In a necessarily incomplete study, prepared by a thoughtful Artillery Colonel during a slow month on the Southern front in 1944, the estimate was made that the ministrations of Anna Kronsky to the rising generation had cost the Red Army more manpower than a full armored brigade of the Nazi 9th Army. However, the study was accepted with a grain of salt by the Colonel’s superiors, since his OGPU dossier revealed that he had been the lover of Miss Kronsky between the dates of August third and August seventh, 1922, and had sent into headquarters a fervent request for transfer to Archangel on August eighth of the same year.

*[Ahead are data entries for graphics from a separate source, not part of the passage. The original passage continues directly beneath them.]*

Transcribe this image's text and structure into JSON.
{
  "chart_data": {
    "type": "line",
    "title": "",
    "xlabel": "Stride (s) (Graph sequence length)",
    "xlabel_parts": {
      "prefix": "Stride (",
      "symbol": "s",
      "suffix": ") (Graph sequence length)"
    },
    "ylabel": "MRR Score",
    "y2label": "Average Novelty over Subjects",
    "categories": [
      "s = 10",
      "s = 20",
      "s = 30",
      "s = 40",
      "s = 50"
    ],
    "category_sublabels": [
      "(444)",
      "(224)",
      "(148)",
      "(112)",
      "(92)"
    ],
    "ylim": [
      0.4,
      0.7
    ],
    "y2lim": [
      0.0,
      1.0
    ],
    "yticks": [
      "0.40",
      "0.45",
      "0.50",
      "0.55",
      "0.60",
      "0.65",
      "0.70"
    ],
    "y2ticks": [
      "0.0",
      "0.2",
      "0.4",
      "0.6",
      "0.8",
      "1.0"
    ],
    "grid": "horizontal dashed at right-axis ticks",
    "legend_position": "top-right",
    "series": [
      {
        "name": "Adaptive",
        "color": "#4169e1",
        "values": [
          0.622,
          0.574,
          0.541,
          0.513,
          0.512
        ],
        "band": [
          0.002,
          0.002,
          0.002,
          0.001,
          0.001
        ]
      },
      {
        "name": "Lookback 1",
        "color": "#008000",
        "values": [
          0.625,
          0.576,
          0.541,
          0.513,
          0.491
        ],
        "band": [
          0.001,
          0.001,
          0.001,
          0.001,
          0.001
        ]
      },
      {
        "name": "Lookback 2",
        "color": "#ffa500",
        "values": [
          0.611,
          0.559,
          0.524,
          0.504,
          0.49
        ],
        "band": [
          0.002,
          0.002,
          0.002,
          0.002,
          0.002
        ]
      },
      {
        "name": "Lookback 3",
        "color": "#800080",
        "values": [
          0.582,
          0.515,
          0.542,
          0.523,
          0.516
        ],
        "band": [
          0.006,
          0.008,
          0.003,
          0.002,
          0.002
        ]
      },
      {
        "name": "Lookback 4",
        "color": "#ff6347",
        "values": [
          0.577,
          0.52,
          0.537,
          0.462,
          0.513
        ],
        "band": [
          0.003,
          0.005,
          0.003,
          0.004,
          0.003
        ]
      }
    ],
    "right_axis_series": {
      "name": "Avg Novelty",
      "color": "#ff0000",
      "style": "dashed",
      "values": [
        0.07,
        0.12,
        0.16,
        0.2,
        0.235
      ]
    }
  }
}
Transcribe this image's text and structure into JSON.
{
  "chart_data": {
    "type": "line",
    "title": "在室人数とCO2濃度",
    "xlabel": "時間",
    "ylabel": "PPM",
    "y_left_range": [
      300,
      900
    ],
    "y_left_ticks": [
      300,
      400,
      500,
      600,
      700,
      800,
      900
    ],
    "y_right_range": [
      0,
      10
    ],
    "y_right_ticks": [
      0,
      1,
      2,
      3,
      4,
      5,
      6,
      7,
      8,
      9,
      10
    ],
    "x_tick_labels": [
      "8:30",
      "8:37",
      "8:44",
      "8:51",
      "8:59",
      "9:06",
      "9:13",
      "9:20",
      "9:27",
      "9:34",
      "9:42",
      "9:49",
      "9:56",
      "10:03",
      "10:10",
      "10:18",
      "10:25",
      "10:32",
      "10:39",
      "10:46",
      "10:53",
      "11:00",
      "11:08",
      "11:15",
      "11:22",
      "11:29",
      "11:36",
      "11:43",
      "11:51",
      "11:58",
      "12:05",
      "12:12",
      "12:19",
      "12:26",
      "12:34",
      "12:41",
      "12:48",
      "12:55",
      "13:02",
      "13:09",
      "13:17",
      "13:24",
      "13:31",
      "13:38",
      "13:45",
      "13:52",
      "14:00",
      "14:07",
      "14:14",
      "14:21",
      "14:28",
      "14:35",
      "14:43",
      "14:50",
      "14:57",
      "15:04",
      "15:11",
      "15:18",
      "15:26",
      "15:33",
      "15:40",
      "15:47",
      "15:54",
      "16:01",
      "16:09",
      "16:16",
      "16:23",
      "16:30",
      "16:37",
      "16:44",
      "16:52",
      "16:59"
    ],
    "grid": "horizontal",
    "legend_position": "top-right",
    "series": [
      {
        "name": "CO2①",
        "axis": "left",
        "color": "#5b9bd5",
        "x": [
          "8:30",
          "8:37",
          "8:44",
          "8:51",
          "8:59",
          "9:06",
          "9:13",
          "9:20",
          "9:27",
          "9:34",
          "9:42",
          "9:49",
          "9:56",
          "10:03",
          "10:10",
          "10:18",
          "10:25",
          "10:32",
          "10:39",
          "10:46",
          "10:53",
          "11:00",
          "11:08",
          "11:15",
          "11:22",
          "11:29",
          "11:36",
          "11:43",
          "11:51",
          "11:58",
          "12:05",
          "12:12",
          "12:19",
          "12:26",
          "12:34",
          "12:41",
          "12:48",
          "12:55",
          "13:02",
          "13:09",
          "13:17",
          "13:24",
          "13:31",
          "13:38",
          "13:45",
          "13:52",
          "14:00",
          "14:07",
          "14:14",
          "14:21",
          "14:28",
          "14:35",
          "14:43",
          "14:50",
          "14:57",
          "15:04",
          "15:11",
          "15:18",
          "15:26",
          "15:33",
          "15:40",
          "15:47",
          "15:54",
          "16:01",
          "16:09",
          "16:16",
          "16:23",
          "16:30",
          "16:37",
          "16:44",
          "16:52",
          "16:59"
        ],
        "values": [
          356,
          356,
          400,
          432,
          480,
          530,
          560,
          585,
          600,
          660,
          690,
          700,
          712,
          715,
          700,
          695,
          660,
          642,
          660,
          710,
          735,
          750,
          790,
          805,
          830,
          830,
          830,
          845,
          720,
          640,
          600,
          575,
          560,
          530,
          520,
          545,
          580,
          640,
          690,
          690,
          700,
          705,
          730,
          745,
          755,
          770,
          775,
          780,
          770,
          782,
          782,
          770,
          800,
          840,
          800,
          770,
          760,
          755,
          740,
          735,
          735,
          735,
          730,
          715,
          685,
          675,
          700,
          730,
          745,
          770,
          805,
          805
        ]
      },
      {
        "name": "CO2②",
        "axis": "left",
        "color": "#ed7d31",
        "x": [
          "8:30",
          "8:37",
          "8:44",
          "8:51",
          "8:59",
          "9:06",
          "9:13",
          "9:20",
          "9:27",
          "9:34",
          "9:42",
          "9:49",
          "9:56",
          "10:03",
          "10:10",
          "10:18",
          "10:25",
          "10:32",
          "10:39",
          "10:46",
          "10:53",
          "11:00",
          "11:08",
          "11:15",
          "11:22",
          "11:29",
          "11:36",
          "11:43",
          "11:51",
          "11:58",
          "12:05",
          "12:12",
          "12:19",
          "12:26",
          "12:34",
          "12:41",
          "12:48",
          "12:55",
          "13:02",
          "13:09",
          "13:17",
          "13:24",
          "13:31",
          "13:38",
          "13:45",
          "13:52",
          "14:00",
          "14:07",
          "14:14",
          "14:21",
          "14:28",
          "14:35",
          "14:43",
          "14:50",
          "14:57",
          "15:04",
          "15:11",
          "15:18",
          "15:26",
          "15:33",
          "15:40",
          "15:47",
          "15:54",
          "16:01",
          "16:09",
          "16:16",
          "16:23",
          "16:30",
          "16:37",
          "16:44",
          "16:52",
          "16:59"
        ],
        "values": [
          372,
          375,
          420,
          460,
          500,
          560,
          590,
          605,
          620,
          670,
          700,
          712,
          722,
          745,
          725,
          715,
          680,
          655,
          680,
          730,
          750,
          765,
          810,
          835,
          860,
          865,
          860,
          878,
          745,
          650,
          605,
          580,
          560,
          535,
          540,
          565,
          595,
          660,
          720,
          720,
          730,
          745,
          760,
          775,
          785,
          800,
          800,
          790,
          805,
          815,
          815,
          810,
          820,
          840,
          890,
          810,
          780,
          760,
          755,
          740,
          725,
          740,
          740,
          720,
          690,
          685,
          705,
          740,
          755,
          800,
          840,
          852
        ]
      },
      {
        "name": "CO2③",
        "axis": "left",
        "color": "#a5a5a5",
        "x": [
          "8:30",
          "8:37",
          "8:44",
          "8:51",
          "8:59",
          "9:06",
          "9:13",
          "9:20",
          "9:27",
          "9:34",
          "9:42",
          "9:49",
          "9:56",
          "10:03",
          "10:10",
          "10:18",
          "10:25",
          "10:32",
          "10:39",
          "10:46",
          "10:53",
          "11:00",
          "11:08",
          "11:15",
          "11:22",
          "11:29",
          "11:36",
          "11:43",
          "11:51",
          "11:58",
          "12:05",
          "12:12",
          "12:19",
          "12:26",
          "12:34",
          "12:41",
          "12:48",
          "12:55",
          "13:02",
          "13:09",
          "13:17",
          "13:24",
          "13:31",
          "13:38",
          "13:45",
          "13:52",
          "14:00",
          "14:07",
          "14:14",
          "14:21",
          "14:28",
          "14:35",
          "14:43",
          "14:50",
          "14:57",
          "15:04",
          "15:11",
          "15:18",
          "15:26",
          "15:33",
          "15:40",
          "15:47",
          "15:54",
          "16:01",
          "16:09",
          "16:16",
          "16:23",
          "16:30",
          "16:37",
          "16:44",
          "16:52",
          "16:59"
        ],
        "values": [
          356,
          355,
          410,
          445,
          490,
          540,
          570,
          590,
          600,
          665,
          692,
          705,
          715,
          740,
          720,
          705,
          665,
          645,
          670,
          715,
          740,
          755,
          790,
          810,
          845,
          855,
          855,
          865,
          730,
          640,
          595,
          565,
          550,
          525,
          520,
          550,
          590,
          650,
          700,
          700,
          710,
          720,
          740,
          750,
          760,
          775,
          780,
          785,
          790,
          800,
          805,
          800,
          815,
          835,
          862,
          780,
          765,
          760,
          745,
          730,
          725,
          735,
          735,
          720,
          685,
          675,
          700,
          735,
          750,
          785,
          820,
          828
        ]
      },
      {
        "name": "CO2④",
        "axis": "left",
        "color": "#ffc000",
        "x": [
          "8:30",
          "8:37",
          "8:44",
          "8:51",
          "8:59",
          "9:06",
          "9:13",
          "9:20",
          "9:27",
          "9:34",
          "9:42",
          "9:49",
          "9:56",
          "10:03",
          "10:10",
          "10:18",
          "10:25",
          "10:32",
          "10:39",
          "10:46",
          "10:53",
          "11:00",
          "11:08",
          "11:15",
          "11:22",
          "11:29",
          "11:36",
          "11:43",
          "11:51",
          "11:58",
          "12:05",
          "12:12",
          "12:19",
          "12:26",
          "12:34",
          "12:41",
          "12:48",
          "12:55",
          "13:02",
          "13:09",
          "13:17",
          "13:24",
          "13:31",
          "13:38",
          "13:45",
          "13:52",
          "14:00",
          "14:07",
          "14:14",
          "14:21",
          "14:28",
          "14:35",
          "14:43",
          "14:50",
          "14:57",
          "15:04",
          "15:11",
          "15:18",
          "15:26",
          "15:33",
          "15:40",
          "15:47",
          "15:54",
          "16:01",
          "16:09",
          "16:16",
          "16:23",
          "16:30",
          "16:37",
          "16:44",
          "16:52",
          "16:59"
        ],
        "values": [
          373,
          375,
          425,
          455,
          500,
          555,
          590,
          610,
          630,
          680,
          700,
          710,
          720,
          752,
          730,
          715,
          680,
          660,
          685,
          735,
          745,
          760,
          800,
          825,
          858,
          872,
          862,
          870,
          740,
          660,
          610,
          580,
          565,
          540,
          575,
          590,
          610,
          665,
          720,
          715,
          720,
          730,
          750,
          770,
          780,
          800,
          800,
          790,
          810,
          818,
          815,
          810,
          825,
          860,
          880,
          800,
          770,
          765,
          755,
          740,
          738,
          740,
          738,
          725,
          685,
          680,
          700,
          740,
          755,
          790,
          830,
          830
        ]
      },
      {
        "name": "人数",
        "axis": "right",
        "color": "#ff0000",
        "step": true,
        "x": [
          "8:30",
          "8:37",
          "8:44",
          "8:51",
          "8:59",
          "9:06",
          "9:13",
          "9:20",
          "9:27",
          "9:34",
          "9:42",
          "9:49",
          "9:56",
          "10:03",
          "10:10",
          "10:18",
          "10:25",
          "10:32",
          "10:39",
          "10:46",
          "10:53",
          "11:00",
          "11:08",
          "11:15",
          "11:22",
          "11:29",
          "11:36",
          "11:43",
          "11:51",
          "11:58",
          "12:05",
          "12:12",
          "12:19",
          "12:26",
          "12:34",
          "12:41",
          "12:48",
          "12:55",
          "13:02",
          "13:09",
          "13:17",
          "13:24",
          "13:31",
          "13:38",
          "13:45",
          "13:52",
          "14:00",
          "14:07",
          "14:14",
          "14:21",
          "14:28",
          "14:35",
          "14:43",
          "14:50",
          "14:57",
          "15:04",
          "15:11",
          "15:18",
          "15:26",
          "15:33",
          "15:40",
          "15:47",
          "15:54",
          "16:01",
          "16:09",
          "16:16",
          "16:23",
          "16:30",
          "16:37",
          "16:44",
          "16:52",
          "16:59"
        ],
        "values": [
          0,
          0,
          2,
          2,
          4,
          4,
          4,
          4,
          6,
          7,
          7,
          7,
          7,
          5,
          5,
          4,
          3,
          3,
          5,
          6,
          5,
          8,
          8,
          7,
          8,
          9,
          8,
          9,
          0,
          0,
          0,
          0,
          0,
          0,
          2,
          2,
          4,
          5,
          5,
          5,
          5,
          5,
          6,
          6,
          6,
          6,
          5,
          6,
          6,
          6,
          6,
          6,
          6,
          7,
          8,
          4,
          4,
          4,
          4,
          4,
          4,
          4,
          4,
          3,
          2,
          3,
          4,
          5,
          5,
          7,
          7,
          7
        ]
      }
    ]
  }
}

It was this lady, who, flanked by a heroic poet and an aging test-pilot, set her eyes on the sturdy Baranov as he came through the door, and, in one moment of iron speculation, made the decision that was to transform the painter’s life. Her carborundum eyes glittering, she crossed the room, introduced herself to her prey, ignored the beautiful girl from Soviet Armenia who had come with Baranov, and started the necessary process which resulted three months later in marriage. Just what it was that made Baranov so immediately attractive to her, none of her friends could decide. Perhaps she saw, in the painter’s simple docility and good-humored health, evidence of a fine digestion and an uncomplicated nervous system, excellent attributes for the husband of a busy lady executive who came home each night jangled and worried with the day’s thousand cares. Whatever the reasons, Anna left no escape possible for Sergei. He had a tearful scene with his beloved Soviet Armenian, painted one last, pink, fruity nude, and helped carry the poor girl’s meager belongings to the new room Anna had managed to find for her in a slum section three-quarters of an hour away from the center of town. Then Anna moved in, bringing with her a new bedspread, three packing cases of pamphlets and reports, and a large goose-neck lamp.